Shell Aviation began research into a solution in the 1950s in collaboration with partners in the aviation and petroleum industries. The investigations focused on a fuel additive that raised the conductivity of the fuel to a level where accumulations of electrostatic charge were prevented.

A decade long development and testing programme of Shell’s solution, Antistatic Additive ASA-3, saw engine, aircraft makers and others satisfied that it had no untoward side effects on their equipment.

Operational testing was the final step, with the Canadian authorities, in collaboration with the Royal Canadian Air Force, beginning this stage in 1962. The RCAF had attributed several incidents with its aircraft to ignition by static electricity and was urgently in need of a solution.

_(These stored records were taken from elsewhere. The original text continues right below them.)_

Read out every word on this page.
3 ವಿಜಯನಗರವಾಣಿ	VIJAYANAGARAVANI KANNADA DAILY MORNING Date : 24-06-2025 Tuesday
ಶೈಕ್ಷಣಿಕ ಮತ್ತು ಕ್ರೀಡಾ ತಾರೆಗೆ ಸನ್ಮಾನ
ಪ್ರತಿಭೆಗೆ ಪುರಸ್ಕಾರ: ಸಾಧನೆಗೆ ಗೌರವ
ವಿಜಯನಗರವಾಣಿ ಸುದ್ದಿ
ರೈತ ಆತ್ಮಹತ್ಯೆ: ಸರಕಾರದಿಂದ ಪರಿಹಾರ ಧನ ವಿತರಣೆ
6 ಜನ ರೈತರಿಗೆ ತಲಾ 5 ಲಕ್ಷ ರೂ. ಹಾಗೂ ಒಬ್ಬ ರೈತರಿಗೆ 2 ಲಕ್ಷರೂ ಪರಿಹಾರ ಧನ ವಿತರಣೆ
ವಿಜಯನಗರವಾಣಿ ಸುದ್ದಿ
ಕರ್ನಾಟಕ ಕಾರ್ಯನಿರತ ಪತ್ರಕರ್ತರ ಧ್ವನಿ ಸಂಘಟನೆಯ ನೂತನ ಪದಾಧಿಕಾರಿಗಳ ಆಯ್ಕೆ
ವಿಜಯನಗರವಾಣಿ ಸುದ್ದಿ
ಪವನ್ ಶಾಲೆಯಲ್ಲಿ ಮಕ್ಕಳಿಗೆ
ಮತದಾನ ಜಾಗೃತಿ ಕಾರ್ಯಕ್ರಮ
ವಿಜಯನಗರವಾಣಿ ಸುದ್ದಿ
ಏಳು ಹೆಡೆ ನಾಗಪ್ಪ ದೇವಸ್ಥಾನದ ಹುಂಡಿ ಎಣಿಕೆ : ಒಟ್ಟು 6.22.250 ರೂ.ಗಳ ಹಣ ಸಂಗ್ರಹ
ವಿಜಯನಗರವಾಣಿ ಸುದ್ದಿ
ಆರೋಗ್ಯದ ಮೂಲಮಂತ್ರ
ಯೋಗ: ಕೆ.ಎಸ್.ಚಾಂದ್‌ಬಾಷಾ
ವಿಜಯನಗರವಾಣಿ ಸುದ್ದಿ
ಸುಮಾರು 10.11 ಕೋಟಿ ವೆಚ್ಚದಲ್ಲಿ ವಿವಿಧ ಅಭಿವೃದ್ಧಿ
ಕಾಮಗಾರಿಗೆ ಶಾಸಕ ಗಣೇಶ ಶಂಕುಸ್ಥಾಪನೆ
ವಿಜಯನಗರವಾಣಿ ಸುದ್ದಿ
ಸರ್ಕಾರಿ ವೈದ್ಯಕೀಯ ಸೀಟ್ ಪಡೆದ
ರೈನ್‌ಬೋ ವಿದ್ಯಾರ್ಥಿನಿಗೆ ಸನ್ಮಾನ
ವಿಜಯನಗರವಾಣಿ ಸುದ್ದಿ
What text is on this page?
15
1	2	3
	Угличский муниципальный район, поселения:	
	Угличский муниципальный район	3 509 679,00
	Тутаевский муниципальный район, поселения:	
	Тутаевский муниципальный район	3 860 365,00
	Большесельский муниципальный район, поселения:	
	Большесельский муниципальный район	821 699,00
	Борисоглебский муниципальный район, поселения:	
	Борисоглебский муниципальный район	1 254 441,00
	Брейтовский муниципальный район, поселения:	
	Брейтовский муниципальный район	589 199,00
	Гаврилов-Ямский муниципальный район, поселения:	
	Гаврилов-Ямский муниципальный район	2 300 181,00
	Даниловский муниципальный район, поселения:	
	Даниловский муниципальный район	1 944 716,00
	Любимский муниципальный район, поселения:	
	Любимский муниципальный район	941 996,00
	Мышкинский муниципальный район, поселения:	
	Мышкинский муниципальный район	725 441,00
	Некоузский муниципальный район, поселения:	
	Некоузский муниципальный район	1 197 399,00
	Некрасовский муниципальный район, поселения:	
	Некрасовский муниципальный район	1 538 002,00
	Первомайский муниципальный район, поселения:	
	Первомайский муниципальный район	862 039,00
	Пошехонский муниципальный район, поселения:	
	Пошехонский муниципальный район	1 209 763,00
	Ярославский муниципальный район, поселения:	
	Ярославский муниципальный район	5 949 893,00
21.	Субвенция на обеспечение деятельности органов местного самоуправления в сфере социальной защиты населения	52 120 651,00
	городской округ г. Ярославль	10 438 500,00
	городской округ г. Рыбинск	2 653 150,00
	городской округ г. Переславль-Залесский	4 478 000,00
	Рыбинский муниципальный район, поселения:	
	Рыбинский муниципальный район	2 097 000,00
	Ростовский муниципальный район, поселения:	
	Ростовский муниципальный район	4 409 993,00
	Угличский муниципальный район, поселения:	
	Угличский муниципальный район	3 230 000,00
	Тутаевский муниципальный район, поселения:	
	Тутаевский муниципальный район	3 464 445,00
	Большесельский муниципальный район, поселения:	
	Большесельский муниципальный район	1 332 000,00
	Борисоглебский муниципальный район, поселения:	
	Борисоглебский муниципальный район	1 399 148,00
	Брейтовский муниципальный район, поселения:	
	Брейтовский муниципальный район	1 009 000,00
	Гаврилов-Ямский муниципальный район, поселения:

ASA-3 proved effective and in 1964 its use in aviation turbine fuel became mandatory in Canada. Over the coming years, use of ASA-3 became standard across the world, helping to improve aviation safety.

Shell continues to work to improve the safety of aircraft refuelling today, playing a role on a range of bodies such as The Joint Inspection Group and the Energy Institute, which set the standards for operational safety across the world.


Shell Aviation News, 1966, number 340, p. 14-21.